The game got away from the Yankees, who were losing 6-3 to the division-leading Baltimore Orioles, and Jeter, who was 0 for 2 with a strikeout by the 5th inning. The hope had been sucked out of the Stadium; the crowds had dispersed, and the sky became overcast. A chill was in the air. What began as a celebration morphed into a mourning. Why, I thought, was Jeter’s number flying on white flags, stitched into armbands like a remembrance?
When he came up in the 8th, it looked as though the weight of his artificially prolonged farewell tour had actually set in. In the on-deck circle, Jeter sunk into a crouch, bat balanced on the ground in front of him, more burden than mythic tool of the trade. The thinned out crowd urged him on, trying, through force of will, to get one more act of heroism out of the player who has given them so many. With one strike, he checked his swing, too late: the ball dribbled out to the first baseman for an easy out.

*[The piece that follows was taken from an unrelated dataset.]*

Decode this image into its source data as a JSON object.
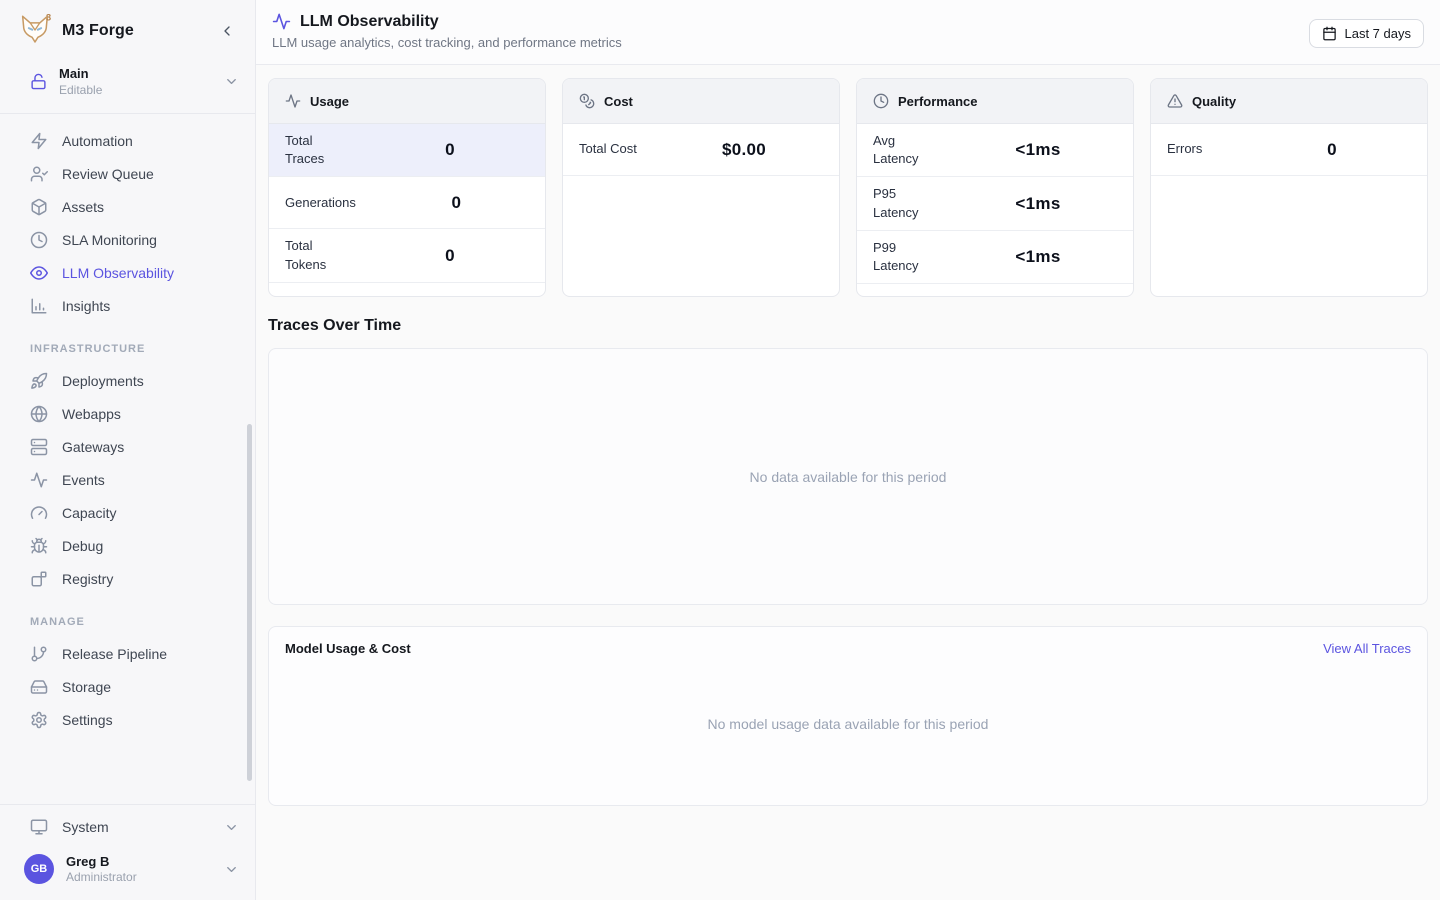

Yankees fans are all Derek Jeter fans (except for a few cranks), and they are in a strange position. They are either derided as “what have you done for me latelys,” bandwagon fans who care about nothing but winning at all costs—or they are mocked as hoodwinked homers, taken in by the Jeter mythology and unable to see past his obvious flaws.
But this felt like a near-tragic goodbye—and, despite the fact that there is one more home game, and another handful on the road, this was the real goodbye. The Yankees lost and were mathematically eliminated from the playoffs, the part of the season when Jeter has long been said to shine brightest.
Next year offers some hope for his team. There’s a pretty great chance that whoever takes over at shortstop in 2015 will be better than the Derek Jeter I saw the other day; it’s equally probable that 2014’s number 2 hitter will be far and away a better option than the 2014 model.